Convicted paedophile asks judge not to take his house to pay compensation to victim

John O’Neill, a 51-year-old jobless law student, has been paying his nephew €50 a week.

A CONVICTED PAEDOPHILE, who four years ago was ordered to pay €100,000 damages to the nephew he sexually abused when the child was only six, has pleaded with a judge not to do anything that could cause him lose his home.

John O’Neill, now a 51-year-old jobless law student, has been paying his nephew, Keith Battersby, €50 a week and faces an application for a well-charging order against his home at Sarsfield Park, Lucan, Co Dublin, the Circuit Civil Court was told.

Judge Jacqueline Linnane said that at this rate it would take him almost 40 years paying off the debt. By that time O’Neill would be 91 and his nephew 80 if both survived. “And I certainly won’t be around,” the judge said.

Barrister Cathy Smith, counsel for Battersby, told the court that O’Neill had “sporadically and irregularly” been paying €50 a week to his nephew over the last four years with only €6,630 paid off the debt.

She was seeking a well charging order against O’Neill’s property and, if necessary, orders for possession and sale of it.

In 2012 Keith Battersby, then aged 36, of Coill Fada, Longwood, Co Meath, sued his uncle who, he said, had committed 12 sexual assaults on him between 1982 and 1984. The abuse had occurred in O’Neill’s home and in the projection room of the Grove Cinema in Lucan where O’Neill worked at the time and had commenced when Battersby was just six years.

In July 2012 Battersby sued O’Neill and the then High Court President, Justice Nicholas Kearns, had awarded him €100,000 and costs for “horrific experiences.”

Outstanding debt

Ms Smith, who appeared with Pearse Mehigan Solicitors, said there was still about €93,000 outstanding and Battersby wanted payment of the award so he could finally get on with his life.

O’Neill, who represented himself in the Circuit Civil Court, said he had pleaded guilty at the Dublin Circuit Criminal Court to sexually assaulting his nephew. He had been given a two year suspended sentence and had not defended his nephew’s claim for damages in 2012.

Following his conviction and articles about him in the Sunday World he had lost his job in a taxi calls centre and had since been on social welfare. He was doing his best to pay off his nephew but did not want to lose his home.

O’Neill said he had been a law student for the last four years and hoped on qualification to get a job and pay off his debt to his nephew. Following O’Neill’s conviction in the Circuit Criminal Court in 2010, Battersby had described his uncle as: “A monster who stole my childhood.”

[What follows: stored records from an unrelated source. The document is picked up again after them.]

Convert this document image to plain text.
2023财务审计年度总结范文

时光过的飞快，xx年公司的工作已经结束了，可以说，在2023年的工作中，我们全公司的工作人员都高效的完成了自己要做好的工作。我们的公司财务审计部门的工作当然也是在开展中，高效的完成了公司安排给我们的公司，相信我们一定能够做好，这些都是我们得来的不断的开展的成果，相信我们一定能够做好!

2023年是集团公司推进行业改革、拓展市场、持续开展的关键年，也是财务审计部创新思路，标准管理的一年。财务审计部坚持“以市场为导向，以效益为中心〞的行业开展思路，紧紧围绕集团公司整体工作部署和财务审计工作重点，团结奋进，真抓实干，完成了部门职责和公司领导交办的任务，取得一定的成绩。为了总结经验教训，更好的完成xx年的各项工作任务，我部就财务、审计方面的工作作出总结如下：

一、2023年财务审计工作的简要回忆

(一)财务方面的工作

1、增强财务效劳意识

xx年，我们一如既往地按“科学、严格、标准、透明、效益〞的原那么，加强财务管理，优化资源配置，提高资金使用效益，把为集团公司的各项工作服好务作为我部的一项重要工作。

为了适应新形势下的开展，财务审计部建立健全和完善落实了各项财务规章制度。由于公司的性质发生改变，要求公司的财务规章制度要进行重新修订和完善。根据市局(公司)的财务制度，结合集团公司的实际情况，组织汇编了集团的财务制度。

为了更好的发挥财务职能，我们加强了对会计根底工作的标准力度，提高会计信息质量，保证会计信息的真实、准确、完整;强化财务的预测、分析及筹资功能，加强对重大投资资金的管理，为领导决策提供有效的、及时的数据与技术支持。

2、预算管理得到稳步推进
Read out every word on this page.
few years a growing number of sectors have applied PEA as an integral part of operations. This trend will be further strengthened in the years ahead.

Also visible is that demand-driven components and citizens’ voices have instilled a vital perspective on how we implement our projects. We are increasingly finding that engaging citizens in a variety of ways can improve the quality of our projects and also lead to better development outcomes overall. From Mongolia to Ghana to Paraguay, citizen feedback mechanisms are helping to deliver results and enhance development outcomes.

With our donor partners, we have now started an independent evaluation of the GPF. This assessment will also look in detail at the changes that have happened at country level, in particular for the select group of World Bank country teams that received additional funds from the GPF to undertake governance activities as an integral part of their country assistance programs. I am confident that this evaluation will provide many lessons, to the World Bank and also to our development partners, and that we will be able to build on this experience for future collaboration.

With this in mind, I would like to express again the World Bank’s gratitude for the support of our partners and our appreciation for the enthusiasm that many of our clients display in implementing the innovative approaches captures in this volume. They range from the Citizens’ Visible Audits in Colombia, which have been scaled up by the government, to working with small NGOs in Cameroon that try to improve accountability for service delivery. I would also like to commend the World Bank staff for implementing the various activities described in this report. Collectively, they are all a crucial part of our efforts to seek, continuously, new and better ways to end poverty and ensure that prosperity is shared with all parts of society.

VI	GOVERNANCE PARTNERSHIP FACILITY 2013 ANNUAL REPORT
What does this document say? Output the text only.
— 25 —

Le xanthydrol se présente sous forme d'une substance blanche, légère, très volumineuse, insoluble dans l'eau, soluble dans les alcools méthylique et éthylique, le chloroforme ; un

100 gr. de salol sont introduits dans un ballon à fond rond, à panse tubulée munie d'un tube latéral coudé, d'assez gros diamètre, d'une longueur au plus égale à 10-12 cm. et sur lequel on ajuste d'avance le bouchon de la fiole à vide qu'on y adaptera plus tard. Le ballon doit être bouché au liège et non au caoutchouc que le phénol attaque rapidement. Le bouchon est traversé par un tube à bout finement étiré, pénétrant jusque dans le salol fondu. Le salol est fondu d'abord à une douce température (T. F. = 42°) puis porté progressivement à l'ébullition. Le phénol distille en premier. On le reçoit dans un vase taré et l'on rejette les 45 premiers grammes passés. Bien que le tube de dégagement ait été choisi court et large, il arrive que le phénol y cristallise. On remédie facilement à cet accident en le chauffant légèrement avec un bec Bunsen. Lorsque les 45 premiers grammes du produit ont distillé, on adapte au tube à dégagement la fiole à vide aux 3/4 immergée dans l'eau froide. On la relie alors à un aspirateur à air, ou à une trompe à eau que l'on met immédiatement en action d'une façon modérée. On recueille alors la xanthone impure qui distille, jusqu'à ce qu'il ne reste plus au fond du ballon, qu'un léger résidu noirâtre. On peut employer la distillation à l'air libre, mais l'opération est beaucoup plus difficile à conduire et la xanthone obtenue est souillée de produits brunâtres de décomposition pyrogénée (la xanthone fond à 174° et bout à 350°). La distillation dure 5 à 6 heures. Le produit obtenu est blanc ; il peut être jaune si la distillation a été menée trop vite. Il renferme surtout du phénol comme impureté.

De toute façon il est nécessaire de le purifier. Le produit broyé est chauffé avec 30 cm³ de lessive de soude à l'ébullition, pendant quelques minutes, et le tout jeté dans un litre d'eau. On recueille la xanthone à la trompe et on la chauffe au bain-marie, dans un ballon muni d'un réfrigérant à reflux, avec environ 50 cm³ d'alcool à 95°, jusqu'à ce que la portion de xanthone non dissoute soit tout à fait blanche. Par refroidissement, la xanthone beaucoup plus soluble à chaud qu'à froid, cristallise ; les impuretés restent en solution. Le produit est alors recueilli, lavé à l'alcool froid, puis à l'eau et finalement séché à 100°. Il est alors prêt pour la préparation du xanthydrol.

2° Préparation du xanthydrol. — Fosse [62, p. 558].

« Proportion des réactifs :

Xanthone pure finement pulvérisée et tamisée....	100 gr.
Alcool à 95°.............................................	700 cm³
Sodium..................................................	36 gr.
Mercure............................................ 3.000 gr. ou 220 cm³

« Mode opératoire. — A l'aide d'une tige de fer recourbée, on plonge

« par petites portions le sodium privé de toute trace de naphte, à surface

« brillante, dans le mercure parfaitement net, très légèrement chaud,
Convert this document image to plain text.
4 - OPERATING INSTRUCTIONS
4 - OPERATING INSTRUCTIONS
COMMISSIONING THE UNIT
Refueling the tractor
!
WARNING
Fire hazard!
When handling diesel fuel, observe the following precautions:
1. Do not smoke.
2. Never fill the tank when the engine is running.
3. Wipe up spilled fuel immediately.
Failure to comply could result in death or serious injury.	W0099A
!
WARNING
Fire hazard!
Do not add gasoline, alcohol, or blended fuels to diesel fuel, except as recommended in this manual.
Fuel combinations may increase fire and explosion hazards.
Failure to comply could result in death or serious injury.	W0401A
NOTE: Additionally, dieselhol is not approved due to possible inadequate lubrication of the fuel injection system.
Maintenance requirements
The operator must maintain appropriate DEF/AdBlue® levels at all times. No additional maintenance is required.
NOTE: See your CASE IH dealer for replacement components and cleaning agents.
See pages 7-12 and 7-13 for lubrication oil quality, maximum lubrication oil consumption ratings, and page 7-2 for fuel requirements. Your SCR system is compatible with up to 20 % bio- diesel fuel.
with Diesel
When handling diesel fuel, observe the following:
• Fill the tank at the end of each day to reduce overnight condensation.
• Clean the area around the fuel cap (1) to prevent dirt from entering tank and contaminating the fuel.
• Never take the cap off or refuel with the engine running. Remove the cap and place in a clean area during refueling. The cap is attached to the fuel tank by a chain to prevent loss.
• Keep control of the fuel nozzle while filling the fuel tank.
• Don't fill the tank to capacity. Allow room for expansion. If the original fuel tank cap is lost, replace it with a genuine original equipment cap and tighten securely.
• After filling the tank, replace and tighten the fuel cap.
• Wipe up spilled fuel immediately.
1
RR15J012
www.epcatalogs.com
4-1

Judge Linnane said that with a judgment already against him his credit rating had gone and it was “fanciful” of him to think that in the future a bank would lend him the money to pay off the award.

She said he had told the court he wanted to deal honourably with the situation but had raised a challenge to the Circuit Court’s jurisdiction to deal with the matter.

Adjourning the proceedings into the New Year she said if he genuinely wanted to do the honourable thing he might consider consenting to the court being given unlimited jurisdiction to deal with Battersby’s application.